On a broad level, my frustration centred on the questions; is this the best we can hope for? Is this our future?

Throughout Northern Ireland, our education system is suffering, as is Health and Social Care, not to mention the severe lack of jobs and high levels of social inequality that blights this generation.

Further afield, as is the case throughout the island of Ireland, we all have many friends and relatives in every corner of the world who long for the opportunities to return home. They long for life back in the city, the countryside, the green fields and the lakes.

Yet our political system, and its position of being deeply engrained in the antagonisms of the past, continually fails us time and time again.

The rhetoric of a better future for all of Northern Ireland is eternally constrained by the politics of the past.

More specifically, was the issue of commemoration, which has assumed a particularly prominent position during the Decade of Centenaries.

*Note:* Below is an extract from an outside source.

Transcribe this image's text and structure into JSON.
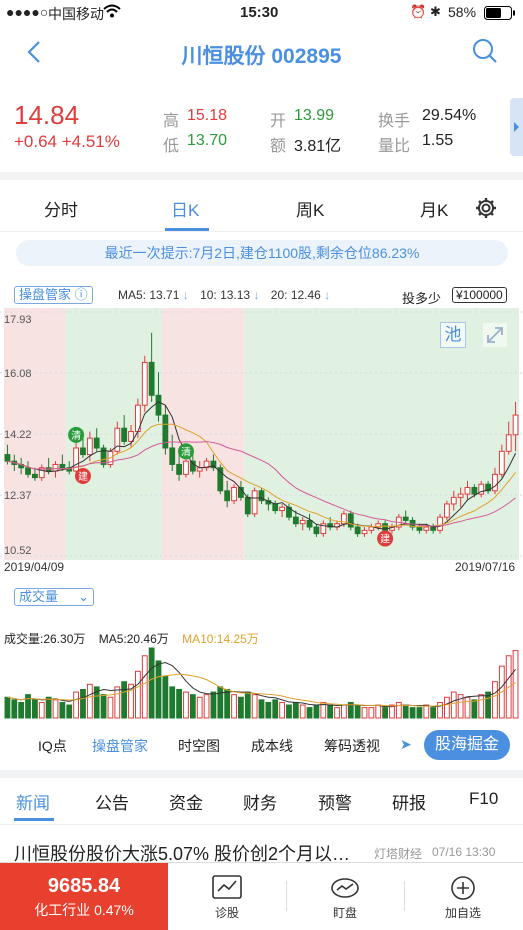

What struck me was the intransigence, particularly among the unionist panellists, to engage with the notion of participating in events commemorating the 1916 Rising.

While I completely understand that the Rising is not part of the historical narrative of Unionism, it was nevertheless an event that contributed to the particular circumstances in which we all find ourselves in today.

Our identity, whether we see ourselves as Catholic/Protestant, Nationalist/Unionist, Republican/Loyalist, Irish/British/Northern Irish, all, some, or perhaps even none of these, is profoundly shaped by the events at the turn of the twentieth century.

The Ulster Covenant, World War One, the Somme, the Rising, the Irish Revolution: they all contributed to who we are and where we ended up. In this context, a single event cannot be ascribed ‘their’ history, and hence, not ‘ours’.

It seems that the Decade of Centenaries has set the tone for commemorating our past.

2018/19 will see fifty years since the beginning of the Troubles. What then? Will every single event of the Troubles be commemorated during this fiftieth cycle according to the laws of ‘their history’ and ‘our history’?

Surely there is a better way our politicians can serve the people of Northern Ireland than to forever shining the spotlight on the past.